Louise Perkins Fitzhugh (October 5, 1928 – November 19, 1974) was an American writer and illustrator of children's books, best known for her 1964 novel Harriet the Spy. This fiction work about an adolescent girl's predisposition with a journal covering the foibles of her friends, her classmates, and the strangers she is captivated by, was later adapted into a live action film in 1996. The sequel novel, The Long Secret, was published in 1965, and its follow-up book, Sport, was published posthumously in 1979. Fitzhugh also wrote Nobody's Family Is Going to Change, which was later adapted into a short film and a play.

Fitzhugh died at age 46 from a brain aneurysm.

Born in Memphis, Tennessee, she attended Miss Hutchison's School and three different universities, without obtaining a degree.
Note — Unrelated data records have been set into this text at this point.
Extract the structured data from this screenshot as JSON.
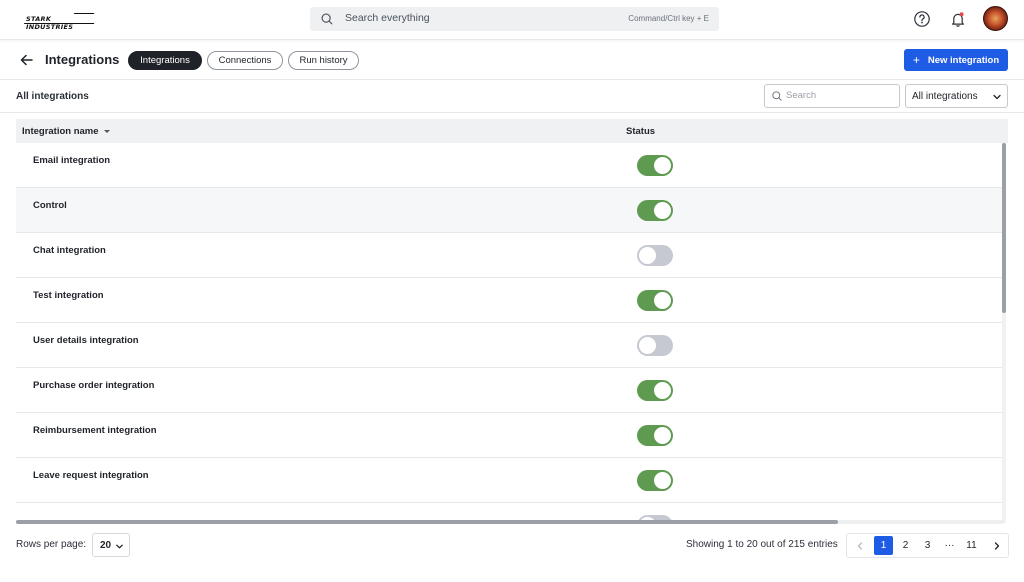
{
  "brand": {
    "logo_text": "STARK INDUSTRIES"
  },
  "topbar": {
    "search_placeholder": "Search everything",
    "shortcut": "Command/Ctrl key + E",
    "icons": [
      "search-icon",
      "help-icon",
      "bell-icon",
      "avatar"
    ]
  },
  "header": {
    "title": "Integrations",
    "tabs": [
      {
        "label": "Integrations",
        "active": true
      },
      {
        "label": "Connections",
        "active": false
      },
      {
        "label": "Run history",
        "active": false
      }
    ],
    "new_button": "New integration"
  },
  "filter": {
    "title": "All integrations",
    "search_placeholder": "Search",
    "select_value": "All integrations"
  },
  "table": {
    "columns": {
      "name": "Integration name",
      "status": "Status"
    },
    "rows": [
      {
        "name": "Email integration",
        "enabled": true
      },
      {
        "name": "Control",
        "enabled": true
      },
      {
        "name": "Chat integration",
        "enabled": false
      },
      {
        "name": "Test integration",
        "enabled": true
      },
      {
        "name": "User details integration",
        "enabled": false
      },
      {
        "name": "Purchase order integration",
        "enabled": true
      },
      {
        "name": "Reimbursement integration",
        "enabled": true
      },
      {
        "name": "Leave request integration",
        "enabled": true
      },
      {
        "name": "",
        "enabled": false
      }
    ]
  },
  "footer": {
    "rows_per_page_label": "Rows per page:",
    "rows_per_page_value": "20",
    "showing": "Showing 1 to 20 out of 215 entries",
    "pages": [
      "1",
      "2",
      "3",
      "···",
      "11"
    ],
    "current_page": "1"
  },
  "colors": {
    "accent": "#1f5ce6",
    "toggle_on": "#5e9a4f",
    "toggle_off": "#c6c9d1"
  }
}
According to her obituary in the New York Times, Fitzhugh graduated from Barnard College in 1950. She lived most of her adult life in New York City and had houses in both Long Island and Bridgewater, Connecticut. She was married briefly to Ed Thompson, whom she dated in high school. After high school, she primarily dated women. Fitzhugh was the illustrator of the 1961 children's book Suzuki Beane, a parody of Eloise; while Eloise lived in the Plaza, Suzuki was the daughter of beatnik parents and slept on a mattress on the floor of a Bleecker Street pad in Greenwich Village. Fitzhugh worked closely with author Sandra S.